Although in this sample 15 patients (48%) showed relapse after an average 6.3-year follow-up, the amount could be considered clinically irrelevant. A closer look shows that in this sample, a high percentage of the intercanine (92%), interpremolar (96%), and intermolar (94%) width increases were maintained after the follow-up period. A slight tendency toward relapse was detected with a small amount (0.37 mm), but regardless, 5.4 mm of the initial crowding remained resolved.14 This can clearly be considered clinically successful.

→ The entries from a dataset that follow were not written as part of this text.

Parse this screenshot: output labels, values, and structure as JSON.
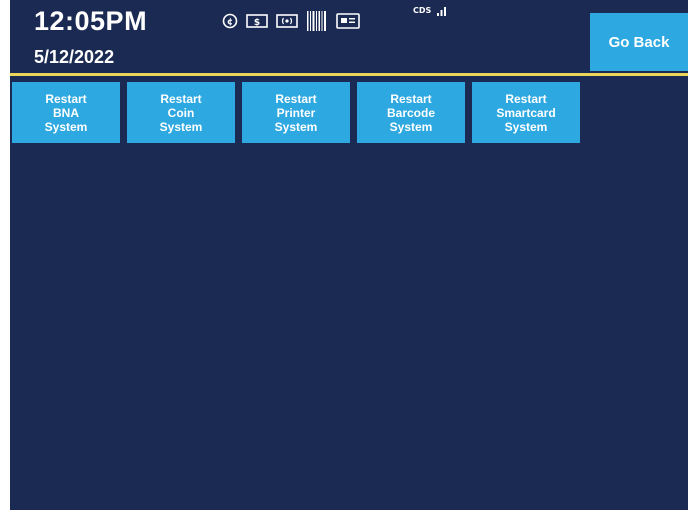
{
  "header": {
    "time": "12:05PM",
    "date": "5/12/2022",
    "cds_label": "CDS",
    "go_back_label": "Go Back",
    "status_icons": [
      "coin-icon",
      "cash-icon",
      "contactless-icon",
      "barcode-icon",
      "card-reader-icon",
      "signal-icon"
    ]
  },
  "buttons": [
    {
      "line1": "Restart",
      "line2": "BNA",
      "line3": "System"
    },
    {
      "line1": "Restart",
      "line2": "Coin",
      "line3": "System"
    },
    {
      "line1": "Restart",
      "line2": "Printer",
      "line3": "System"
    },
    {
      "line1": "Restart",
      "line2": "Barcode",
      "line3": "System"
    },
    {
      "line1": "Restart",
      "line2": "Smartcard",
      "line3": "System"
    }
  ],
  "colors": {
    "background": "#1b2a52",
    "button": "#2ea8e0",
    "divider": "#e8d55a",
    "text": "#ffffff"
  }
}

When considering the available literature, a direct comparison of the results with other studies is difficult because postretention dental arch changes in patients treated with a lip bumper in mixed dentition followed by full fixed appliances have rarely been documented. Moreover, any relatively similar available study was not comparable because of different appliances, sex, ages, ethnic background, treatment length, and method of analysis. Ferris et al.12 reported greater postretention decreases in intermolar, interpremolar, and intercanine widths of 1.5, 1.2, and 0.9 mm, respectively. Solomon et al.13 reported significant decreases of 1.2 mm for interpremolar width only, whereas intercanine and intermolar widths lost 0.4 and 0.6 mm, respectively. Both studies12,13 reported higher relapse than did ours,14 probably because of the greater active mechanical expansion achieved during the use of the fixed appliances.
Limitations
The average 6.3-year follow-up included a 2-year retention period. In addition, the term “crowding” is ambiguous15 and in this study was measured as the tooth-size/arch-length discrepancy.
CONCLUSIONS
The results of this study increase our understanding of postretention stability after treatment with transpalatal arch and lip bumper during mixed dentition followed by full fixed appliances in the permanent dentition.
The best predictors of stability were mandibular intermolar and interpremolar widths after an initial treatment phase with a lip bumper.
The odds of postretention stability (average of 4 years after retention discontinuation) increased by 1.52 and 2.7 times, respectively, for every millimeter by which intermolar and interpremolar width expanded during lip bumper treatment.